With this book, Veronica Gregg offers the most serious and broadly informed study of Jean Rhys to date and provides an excellent model for a cultural studies approach to a single author. As the title implies, Gregg places Rhys within the context of world histories, politics, and social and literary movements that her work so richly deserves.
Of the four chapters, introduction, and conclusion that comprise the book, chapter 1 is most central in establishing Gregg’s main argument: that the writing of self and of history are deeply imbricated processes, and that to understand Jean Rhys one must understand the historical construction—in its broadest sense—of white West Indian Creole subjectivity. “[T]hrough quotations, allusions, and other forms of intertextuality, Rhys rewrites many of the topoi and texts of European discourse on the West Indies. Why? In order to write her self, she has to write through the constructions of selfhood assigned to her within prior and dominant discourses, to read her way through them.” It is Gregg’s able and complex reconstruction of Creole heritage, through her familiarity with the imperial and native histories of the West Indies—from the well-known writings of Carlyle, Froude, Trollope, and Marx, to the islands’ independent postemancipation newspapers—that makes this book a crucial addition to Rhys studies. Earlier Rhys scholars have explored Dominica’s history and the history of Rhys’s family in it but have often allowed that microcosmic view to dominate and distort the larger picture of the West Indies as a region and its nineteenth- and twentieth-century movements for political and cultural independence.
But in revealing the significance of Rhys’s West Indian context, Gregg never allows that context to congeal into a reductive definition. Instead, her analysis operates more by suggestion, inference, and the juxtaposition of oppositional texts than by the production of pointed arguments or exhaustive explanations. This mode of argumentation fits well with Gregg’s premise that Rhys was constantly rewriting West Indian history from a Creole perspective as a mode of self-discovery and autonomy. Gregg’s detailed working through of this supposition in her thorough examination of Rhys’s drafting process is a central contribution [End Page 895] both to Rhys studies and as a model for postcolonial and subjectivity studies. Another feature of this book that will be greatly appreciated by Rhys scholars is its comprehensiveness. Gregg appears to have read all of Rhys’s published and unpublished novels, stories, plays and screenplays, drafts and notebooks, letters and postcards, and she interweaves close readings of these materials brilliantly throughout the book.

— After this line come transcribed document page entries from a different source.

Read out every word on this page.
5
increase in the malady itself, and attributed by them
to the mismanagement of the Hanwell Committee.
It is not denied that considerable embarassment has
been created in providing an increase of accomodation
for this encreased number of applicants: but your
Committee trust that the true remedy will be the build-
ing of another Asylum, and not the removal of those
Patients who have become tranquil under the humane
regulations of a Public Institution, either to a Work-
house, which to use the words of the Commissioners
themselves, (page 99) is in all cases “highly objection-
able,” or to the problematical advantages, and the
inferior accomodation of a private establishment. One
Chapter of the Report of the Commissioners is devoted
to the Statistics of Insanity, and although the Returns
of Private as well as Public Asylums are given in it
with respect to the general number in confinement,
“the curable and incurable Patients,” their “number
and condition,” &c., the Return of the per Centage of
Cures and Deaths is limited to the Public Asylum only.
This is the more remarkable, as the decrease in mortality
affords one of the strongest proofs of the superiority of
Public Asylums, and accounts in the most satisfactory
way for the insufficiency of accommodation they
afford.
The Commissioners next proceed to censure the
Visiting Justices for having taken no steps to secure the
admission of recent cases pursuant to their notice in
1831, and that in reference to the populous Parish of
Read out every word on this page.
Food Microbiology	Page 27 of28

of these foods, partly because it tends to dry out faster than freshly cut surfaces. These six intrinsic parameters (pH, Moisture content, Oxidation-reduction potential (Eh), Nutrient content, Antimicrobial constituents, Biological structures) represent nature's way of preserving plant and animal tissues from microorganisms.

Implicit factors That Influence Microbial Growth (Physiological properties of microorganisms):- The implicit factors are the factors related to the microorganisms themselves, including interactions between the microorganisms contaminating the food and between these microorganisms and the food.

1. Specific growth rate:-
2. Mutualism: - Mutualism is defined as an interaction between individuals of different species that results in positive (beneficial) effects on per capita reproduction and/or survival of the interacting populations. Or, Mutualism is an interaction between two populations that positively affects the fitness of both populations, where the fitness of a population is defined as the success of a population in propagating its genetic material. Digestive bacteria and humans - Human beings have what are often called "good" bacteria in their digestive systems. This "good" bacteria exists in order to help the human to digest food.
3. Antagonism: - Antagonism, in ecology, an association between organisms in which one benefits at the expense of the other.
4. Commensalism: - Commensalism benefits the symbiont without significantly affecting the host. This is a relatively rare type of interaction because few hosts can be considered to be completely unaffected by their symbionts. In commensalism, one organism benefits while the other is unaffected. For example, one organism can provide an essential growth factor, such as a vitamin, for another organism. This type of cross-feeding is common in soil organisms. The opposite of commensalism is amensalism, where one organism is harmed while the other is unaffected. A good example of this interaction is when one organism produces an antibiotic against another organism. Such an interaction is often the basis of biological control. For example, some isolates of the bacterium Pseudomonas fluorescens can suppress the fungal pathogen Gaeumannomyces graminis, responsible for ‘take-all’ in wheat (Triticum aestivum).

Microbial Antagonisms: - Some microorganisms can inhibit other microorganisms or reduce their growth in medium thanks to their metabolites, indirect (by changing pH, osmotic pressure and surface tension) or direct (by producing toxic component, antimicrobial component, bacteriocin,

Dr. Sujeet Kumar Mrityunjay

Gregg makes another significant contribution to Rhys studies and studies of subjectivity in her careful examination of race in Rhys’s work. Gregg confronts Rhys’s racism unblinkingly as both a product of her heritage and a part of the process of her self-positioning, but she argues convincingly that Rhys’s prejudices and blindspots were not without moments of insight: “there is in all of Rhys’s writing a knotted dialectic tension between the ontological negation/appropriation of ‘black people’ and a formidably critical intelligence that understands and analyzes the constructed nature of the colonialist discourse that passes itself off as natural and transparent.”
Veronica Gregg’s new book is a significant and welcome contribution to the critical canon developing around Jean Rhys’s work. Its materialist method and depth of research remove Rhys from the kind of narrowly personalized accounts that have trivialized her art and potential impact. While Gregg rightly names Rhys a colonial, rather than postcolonial, writer, she also solidly establishes the value of deep and comprehensive studies of such an ambiguous colonial subjectivity.